L’arrivée des grands froids met à rude épreuve toute la population tandis que se manifeste l’imminence des naissances. En hiver, l’Antarctique n’est pas une mer d’accueil idéale pour les baleineaux. Il y fait très froid, les journées sont courtes, la banquise s’étend, les tempêtes sont souvent terrifiantes, la nourriture est moins abondante et moins accessible.
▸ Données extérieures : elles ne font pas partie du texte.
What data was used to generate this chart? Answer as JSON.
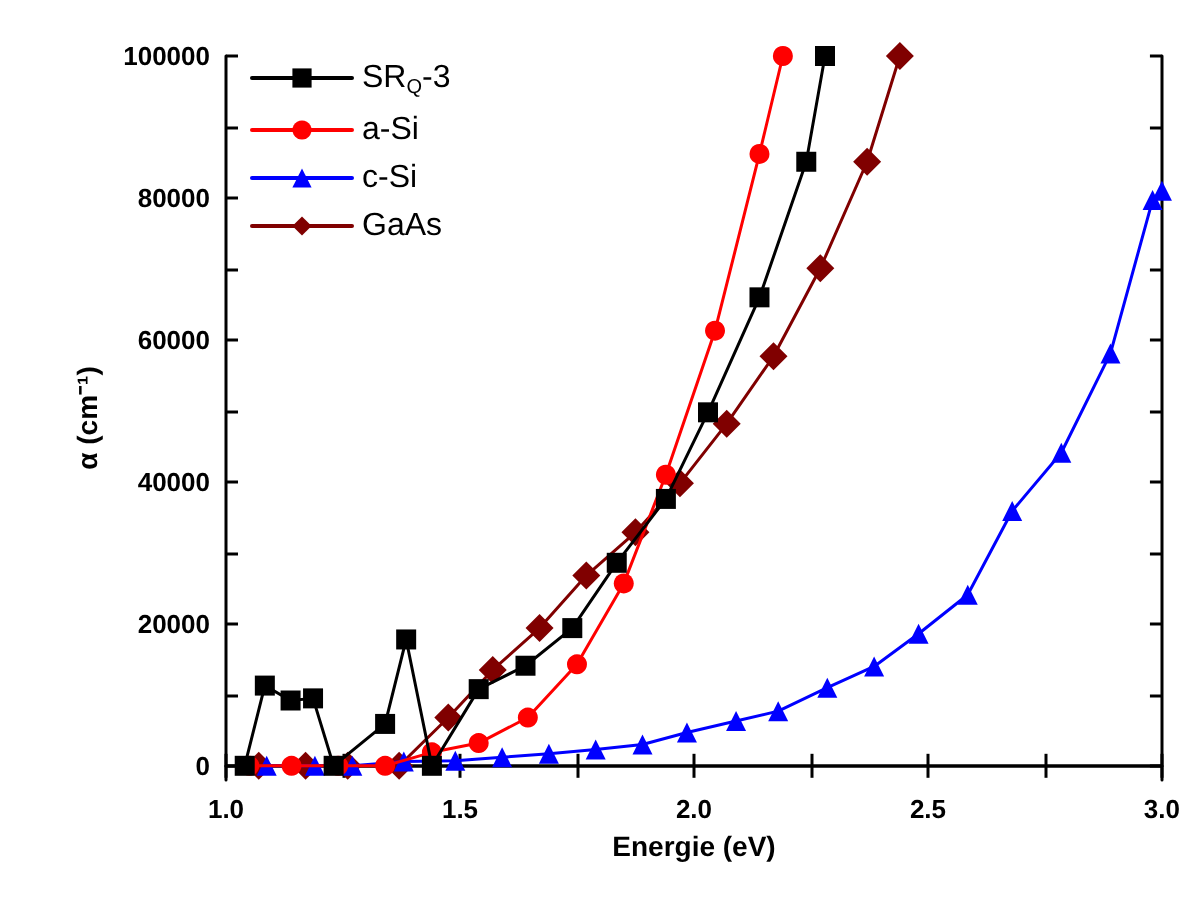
{
  "chart_data": {
    "type": "line",
    "xlabel": "Energie (eV)",
    "ylabel": "α (cm⁻¹)",
    "xlim": [
      1.0,
      3.0
    ],
    "xticks": [
      {
        "value": 1,
        "label": "1.0"
      },
      1.5,
      {
        "value": 2,
        "label": "2.0"
      },
      2.5,
      {
        "value": 3,
        "label": "3.0"
      }
    ],
    "ylim": [
      -2000,
      100000
    ],
    "yticks": [
      0,
      20000,
      40000,
      60000,
      80000,
      100000
    ],
    "grid": false,
    "legend": "top left",
    "line_style": "solid",
    "series": [
      {
        "name": "SR$_{Q}$-3",
        "color": "#000000",
        "marker": "square",
        "x": [
          1.04,
          1.083,
          1.138,
          1.186,
          1.23,
          1.34,
          1.385,
          1.44,
          1.54,
          1.64,
          1.74,
          1.835,
          1.94,
          2.03,
          2.14,
          2.24,
          2.28
        ],
        "values": [
          0,
          11300,
          9200,
          9500,
          0,
          5900,
          17800,
          0,
          10800,
          14100,
          19400,
          28600,
          37600,
          49800,
          66000,
          85100,
          100000
        ]
      },
      {
        "name": "a-Si",
        "color": "#ff0000",
        "marker": "circle",
        "x": [
          1.05,
          1.14,
          1.24,
          1.34,
          1.44,
          1.54,
          1.645,
          1.75,
          1.85,
          1.94,
          2.045,
          2.14,
          2.19
        ],
        "values": [
          0,
          0,
          0,
          0,
          1900,
          3200,
          6800,
          14300,
          25700,
          41000,
          61300,
          86200,
          100000
        ]
      },
      {
        "name": "c-Si",
        "color": "#0000ff",
        "marker": "triangle",
        "x": [
          1.087,
          1.19,
          1.27,
          1.38,
          1.49,
          1.59,
          1.69,
          1.79,
          1.89,
          1.985,
          2.09,
          2.18,
          2.285,
          2.385,
          2.48,
          2.585,
          2.68,
          2.785,
          2.89,
          2.98,
          3.0
        ],
        "values": [
          0,
          0,
          0,
          600,
          700,
          1200,
          1700,
          2300,
          3000,
          4700,
          6300,
          7700,
          11000,
          14000,
          18600,
          24100,
          35900,
          44100,
          58100,
          79700,
          81000
        ]
      },
      {
        "name": "GaAs",
        "color": "#800000",
        "marker": "diamond",
        "x": [
          1.07,
          1.17,
          1.26,
          1.37,
          1.475,
          1.57,
          1.67,
          1.77,
          1.875,
          1.97,
          2.07,
          2.17,
          2.27,
          2.37,
          2.44
        ],
        "values": [
          0,
          0,
          0,
          0,
          6800,
          13500,
          19400,
          26800,
          32900,
          39800,
          48200,
          57700,
          70100,
          85100,
          100000
        ]
      }
    ]
  }
}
Elles migrent alors vers des paysages plus hospitaliers, sous les tropiques, prêtes à supporter facilement, grâce à l’énorme quantité de calories emmagasinées dans leur épaisse couche de graisse, un jeûne de plusieurs mois. Car point de krill dans les eaux tropicales. C’est là, sans nourriture mais bien au chaud, que se déroulent toutes les étapes de la reproduction, les chants, les affrontements, les accouplements et, bien sûr, les naissances.
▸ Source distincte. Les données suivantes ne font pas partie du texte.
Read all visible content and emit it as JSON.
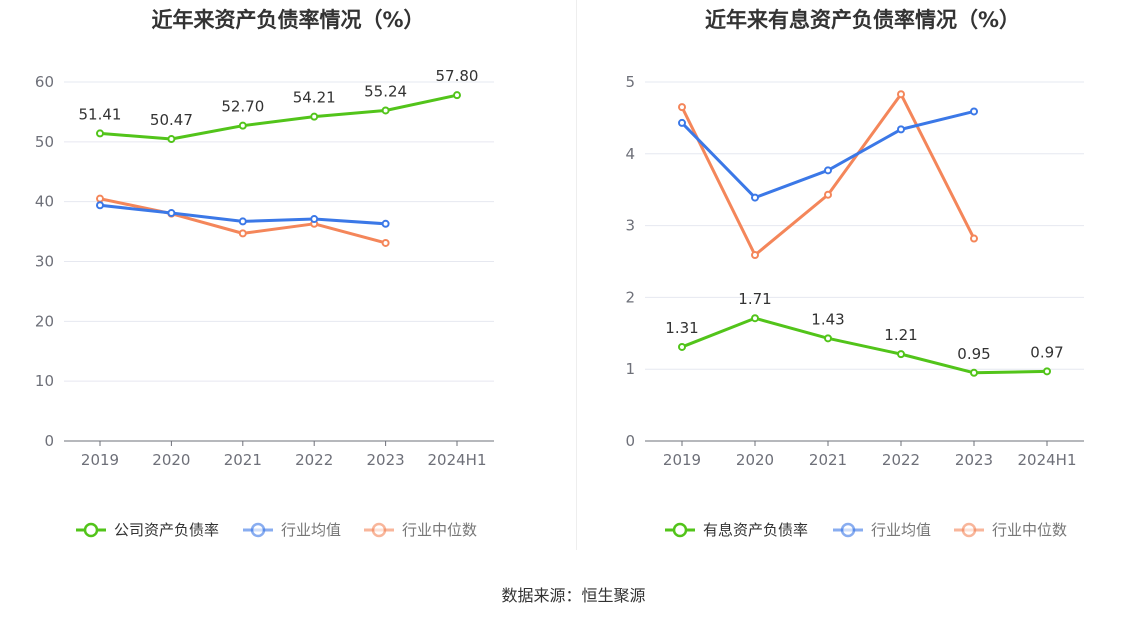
{
  "chart_data": [
    {
      "type": "line",
      "title": "近年来资产负债率情况（%）",
      "categories": [
        "2019",
        "2020",
        "2021",
        "2022",
        "2023",
        "2024H1"
      ],
      "ylim": [
        0,
        60
      ],
      "yticks": [
        0,
        10,
        20,
        30,
        40,
        50,
        60
      ],
      "grid": true,
      "legend_position": "bottom",
      "series": [
        {
          "name": "公司资产负债率",
          "color": "#52c41a",
          "values": [
            51.41,
            50.47,
            52.7,
            54.21,
            55.24,
            57.8
          ],
          "labels": [
            "51.41",
            "50.47",
            "52.70",
            "54.21",
            "55.24",
            "57.80"
          ]
        },
        {
          "name": "行业均值",
          "color": "#3b78e7",
          "values": [
            39.4,
            38.1,
            36.7,
            37.1,
            36.3,
            null
          ]
        },
        {
          "name": "行业中位数",
          "color": "#f4865a",
          "values": [
            40.5,
            38.0,
            34.7,
            36.3,
            33.1,
            null
          ]
        }
      ]
    },
    {
      "type": "line",
      "title": "近年来有息资产负债率情况（%）",
      "categories": [
        "2019",
        "2020",
        "2021",
        "2022",
        "2023",
        "2024H1"
      ],
      "ylim": [
        0,
        5
      ],
      "yticks": [
        0,
        1,
        2,
        3,
        4,
        5
      ],
      "grid": true,
      "legend_position": "bottom",
      "series": [
        {
          "name": "有息资产负债率",
          "color": "#52c41a",
          "values": [
            1.31,
            1.71,
            1.43,
            1.21,
            0.95,
            0.97
          ],
          "labels": [
            "1.31",
            "1.71",
            "1.43",
            "1.21",
            "0.95",
            "0.97"
          ]
        },
        {
          "name": "行业均值",
          "color": "#3b78e7",
          "values": [
            4.43,
            3.39,
            3.77,
            4.34,
            4.59,
            null
          ]
        },
        {
          "name": "行业中位数",
          "color": "#f4865a",
          "values": [
            4.65,
            2.59,
            3.43,
            4.83,
            2.82,
            null
          ]
        }
      ]
    }
  ],
  "source": "数据来源：恒生聚源"
}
Les eaux tropicales pour se reproduire et donner la vie. Certains spécialistes pensent que le baleineau, trop faible, mal protégé par une couche de graisse insuffisante, deviendrait vite la victime du froid ou des orques. Sous les tropiques, les zones récifales ou côtières peu profondes, particulièrement prisées par les femelles allaitantes, favoriseraient les chances de survie immédiate du baleineau et lui permettraient d’être plus fort et plus résistant par la suite. La femelle pourrait elle aussi trouver avantage à être sous les tropiques au moment de la naissance et de l’allaitement. Moins de fatigue, moins de perte calorique, lait de meilleure qualité. Le jeûne est réputé permettre la production d’un lait plus gras qui favorise la croissance rapide et le sevrage précoce du baleineau.
Pour d’autres biologistes, les baleines ne font que perpétuer les habitudes de leurs ancêtres. Elles retournent, chaque hiver, dans leur bassin d’origine, là où, depuis des générations, elles naissent et s’accouplent. Il y a vingt mille ans, la banquise hivernale s’étendait bien plus près des tropiques et les zones de nourrissage et de reproduction étaient vraisemblablement assez proches l’une de l’autre. Sous l’effet du réchauffement naturel et progressif de la planète, les eaux froides et nourricières ont reculé vers les pôles. Les baleines ont suivi cette évolution naturelle de leur environnement, et s’y sont parfaitement adaptées.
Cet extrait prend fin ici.